Built Like Alaska, Autumnland
I was told this was country…and yet, when I listened to it, I didn’t hear a lick of country. But maybe what our esteemed editor meant when he recommended it as “country” was that it’s…rural. “Rural” may not sound like a way to describe music, I’ll admit (hey, I’ve heard that you can’t describe music), and there are a few other comparisons. I could compare them to Built to Spill, and a friend of mine assures me that they’re a lot like Arab Strap. But the rural thing…. It’s storytelling music, so they get called “folk,” but they’re also sad-ish. Telling the story of rural America could be a sad way to go. Tales of a life of pity, even. Country music is (used to be?) like that. People always tell me that they don’t like Hank Williams (Sr.) because his music is too slow and sad, but from experience, I can say that people in “the country” — i.e., rural America — do not so often find that to be so.

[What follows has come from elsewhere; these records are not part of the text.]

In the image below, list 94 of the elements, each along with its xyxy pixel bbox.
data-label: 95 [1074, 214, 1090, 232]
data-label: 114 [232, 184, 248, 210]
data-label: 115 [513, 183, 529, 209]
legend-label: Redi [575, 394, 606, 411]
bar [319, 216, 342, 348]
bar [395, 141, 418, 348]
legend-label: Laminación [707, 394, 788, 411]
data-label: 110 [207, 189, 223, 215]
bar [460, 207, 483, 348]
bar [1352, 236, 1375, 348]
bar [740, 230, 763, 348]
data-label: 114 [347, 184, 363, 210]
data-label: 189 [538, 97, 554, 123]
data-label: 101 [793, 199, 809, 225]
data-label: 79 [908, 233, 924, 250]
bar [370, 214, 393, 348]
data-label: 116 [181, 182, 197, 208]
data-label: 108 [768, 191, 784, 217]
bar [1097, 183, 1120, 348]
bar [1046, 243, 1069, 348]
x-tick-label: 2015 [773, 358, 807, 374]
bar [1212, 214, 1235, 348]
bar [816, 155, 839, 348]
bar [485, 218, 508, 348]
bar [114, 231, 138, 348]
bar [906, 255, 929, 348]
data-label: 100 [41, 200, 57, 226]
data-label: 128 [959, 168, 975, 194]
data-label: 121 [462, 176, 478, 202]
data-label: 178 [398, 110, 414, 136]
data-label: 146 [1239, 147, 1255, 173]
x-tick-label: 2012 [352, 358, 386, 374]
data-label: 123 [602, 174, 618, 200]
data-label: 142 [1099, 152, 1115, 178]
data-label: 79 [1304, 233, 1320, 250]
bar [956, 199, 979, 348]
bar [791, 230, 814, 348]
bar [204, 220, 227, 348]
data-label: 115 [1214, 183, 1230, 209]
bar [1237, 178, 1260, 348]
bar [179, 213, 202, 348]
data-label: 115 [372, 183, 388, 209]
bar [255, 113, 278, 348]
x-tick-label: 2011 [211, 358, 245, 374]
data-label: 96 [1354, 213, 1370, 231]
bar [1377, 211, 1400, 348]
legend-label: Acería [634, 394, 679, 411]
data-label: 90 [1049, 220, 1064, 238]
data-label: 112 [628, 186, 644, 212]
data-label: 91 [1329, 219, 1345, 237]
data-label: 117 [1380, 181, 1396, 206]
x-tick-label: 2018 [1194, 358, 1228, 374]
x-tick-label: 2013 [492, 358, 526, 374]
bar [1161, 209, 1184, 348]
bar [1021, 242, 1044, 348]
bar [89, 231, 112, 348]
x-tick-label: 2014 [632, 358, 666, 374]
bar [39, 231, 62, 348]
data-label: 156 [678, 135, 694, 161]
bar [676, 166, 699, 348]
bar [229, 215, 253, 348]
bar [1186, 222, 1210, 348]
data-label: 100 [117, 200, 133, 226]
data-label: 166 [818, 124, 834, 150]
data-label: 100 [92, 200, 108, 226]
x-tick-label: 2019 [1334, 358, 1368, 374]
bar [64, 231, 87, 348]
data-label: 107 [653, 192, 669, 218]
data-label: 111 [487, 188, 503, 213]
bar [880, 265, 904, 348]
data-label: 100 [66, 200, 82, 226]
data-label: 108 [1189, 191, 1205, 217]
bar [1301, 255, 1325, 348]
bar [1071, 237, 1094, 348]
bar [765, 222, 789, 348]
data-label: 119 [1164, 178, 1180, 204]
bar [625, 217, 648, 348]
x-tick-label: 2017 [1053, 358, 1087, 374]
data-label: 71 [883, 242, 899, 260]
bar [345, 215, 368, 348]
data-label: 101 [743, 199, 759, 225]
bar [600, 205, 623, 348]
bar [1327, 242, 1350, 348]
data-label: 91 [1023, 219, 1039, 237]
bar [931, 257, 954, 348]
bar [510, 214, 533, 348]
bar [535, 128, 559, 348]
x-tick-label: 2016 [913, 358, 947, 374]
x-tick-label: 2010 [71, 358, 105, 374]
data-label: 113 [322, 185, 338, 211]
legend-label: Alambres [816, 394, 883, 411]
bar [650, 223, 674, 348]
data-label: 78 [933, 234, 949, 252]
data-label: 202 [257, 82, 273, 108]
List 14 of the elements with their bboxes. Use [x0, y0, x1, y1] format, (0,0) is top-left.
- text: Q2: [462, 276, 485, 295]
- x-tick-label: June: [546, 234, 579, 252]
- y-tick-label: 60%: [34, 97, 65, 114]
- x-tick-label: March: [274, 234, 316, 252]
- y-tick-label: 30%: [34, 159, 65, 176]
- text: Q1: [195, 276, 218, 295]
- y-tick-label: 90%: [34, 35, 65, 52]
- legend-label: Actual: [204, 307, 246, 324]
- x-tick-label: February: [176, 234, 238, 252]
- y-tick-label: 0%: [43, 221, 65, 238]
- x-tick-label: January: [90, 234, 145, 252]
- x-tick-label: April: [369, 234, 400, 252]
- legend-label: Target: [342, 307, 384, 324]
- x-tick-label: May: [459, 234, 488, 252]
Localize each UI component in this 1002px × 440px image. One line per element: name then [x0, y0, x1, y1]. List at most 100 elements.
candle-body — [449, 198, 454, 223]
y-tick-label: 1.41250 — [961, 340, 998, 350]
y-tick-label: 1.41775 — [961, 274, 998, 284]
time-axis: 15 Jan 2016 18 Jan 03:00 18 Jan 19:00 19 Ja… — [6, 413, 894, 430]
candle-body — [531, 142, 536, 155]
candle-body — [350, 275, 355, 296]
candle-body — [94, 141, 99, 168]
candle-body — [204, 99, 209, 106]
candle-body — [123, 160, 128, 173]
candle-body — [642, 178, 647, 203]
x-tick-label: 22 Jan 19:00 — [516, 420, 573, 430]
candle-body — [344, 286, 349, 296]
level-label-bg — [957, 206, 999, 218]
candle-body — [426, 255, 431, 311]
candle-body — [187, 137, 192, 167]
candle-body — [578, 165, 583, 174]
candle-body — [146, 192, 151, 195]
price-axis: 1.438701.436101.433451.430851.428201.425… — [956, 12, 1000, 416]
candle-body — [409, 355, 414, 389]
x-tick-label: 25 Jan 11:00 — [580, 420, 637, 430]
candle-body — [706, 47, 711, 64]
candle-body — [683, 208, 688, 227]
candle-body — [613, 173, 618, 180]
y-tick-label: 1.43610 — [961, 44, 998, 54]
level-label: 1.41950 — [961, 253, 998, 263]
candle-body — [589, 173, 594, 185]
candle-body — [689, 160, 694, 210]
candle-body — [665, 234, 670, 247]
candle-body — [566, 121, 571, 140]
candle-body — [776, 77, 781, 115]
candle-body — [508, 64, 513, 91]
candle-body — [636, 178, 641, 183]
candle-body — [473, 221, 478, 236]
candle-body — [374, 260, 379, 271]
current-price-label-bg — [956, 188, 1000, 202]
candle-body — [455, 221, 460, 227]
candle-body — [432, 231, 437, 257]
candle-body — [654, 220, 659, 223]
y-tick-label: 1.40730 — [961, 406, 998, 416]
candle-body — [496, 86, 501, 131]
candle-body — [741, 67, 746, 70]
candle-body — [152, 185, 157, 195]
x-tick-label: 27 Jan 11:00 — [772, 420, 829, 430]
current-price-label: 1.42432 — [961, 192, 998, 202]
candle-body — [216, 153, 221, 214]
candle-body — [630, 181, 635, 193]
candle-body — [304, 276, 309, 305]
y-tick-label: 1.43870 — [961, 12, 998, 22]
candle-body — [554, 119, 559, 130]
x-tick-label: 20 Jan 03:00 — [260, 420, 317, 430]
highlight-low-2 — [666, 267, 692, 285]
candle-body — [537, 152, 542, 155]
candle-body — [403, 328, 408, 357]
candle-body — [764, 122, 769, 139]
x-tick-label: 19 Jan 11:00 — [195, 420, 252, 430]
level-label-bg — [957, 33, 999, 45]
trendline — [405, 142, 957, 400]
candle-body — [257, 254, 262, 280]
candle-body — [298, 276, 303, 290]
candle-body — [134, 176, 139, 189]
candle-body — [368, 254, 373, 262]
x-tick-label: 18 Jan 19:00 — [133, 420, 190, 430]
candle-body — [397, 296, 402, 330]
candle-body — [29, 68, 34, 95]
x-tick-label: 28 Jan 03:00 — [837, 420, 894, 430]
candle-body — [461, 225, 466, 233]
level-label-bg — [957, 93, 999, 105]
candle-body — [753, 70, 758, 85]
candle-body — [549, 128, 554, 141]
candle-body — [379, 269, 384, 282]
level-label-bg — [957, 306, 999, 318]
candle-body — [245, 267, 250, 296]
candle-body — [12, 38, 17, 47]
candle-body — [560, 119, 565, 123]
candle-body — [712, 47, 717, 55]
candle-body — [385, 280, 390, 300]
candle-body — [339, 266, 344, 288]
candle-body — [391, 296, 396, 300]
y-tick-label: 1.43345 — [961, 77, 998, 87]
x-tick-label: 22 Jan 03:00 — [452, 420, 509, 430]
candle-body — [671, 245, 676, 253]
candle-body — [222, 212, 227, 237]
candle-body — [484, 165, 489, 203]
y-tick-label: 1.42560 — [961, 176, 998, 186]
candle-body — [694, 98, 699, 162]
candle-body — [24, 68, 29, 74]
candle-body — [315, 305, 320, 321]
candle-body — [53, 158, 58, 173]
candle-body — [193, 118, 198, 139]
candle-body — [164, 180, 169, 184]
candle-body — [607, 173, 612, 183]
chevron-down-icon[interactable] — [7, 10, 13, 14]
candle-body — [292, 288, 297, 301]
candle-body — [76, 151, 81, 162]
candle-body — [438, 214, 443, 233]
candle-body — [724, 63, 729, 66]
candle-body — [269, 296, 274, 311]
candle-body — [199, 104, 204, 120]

In a place where there are no sirens, traffic noise, gunshots (at night, anyway), less going on, in general, this music becomes serene, less sad, more artistic. You can see the beauty in the pity. In a place where you listen to crickets, go to bed early, and wake up early, slow sad songs resonate.
Look for Built Like Alaska to become this year’s Shins. They just scored the film Ellie Parker with their own music, and they became the darlings of the Sundance Film Festival, so I’m comparing it to the Garden State thing that made the Shins so popular. I like the singing on the Shins records more than Built Like Alaska, but Autumnland bests them in a lot of ways.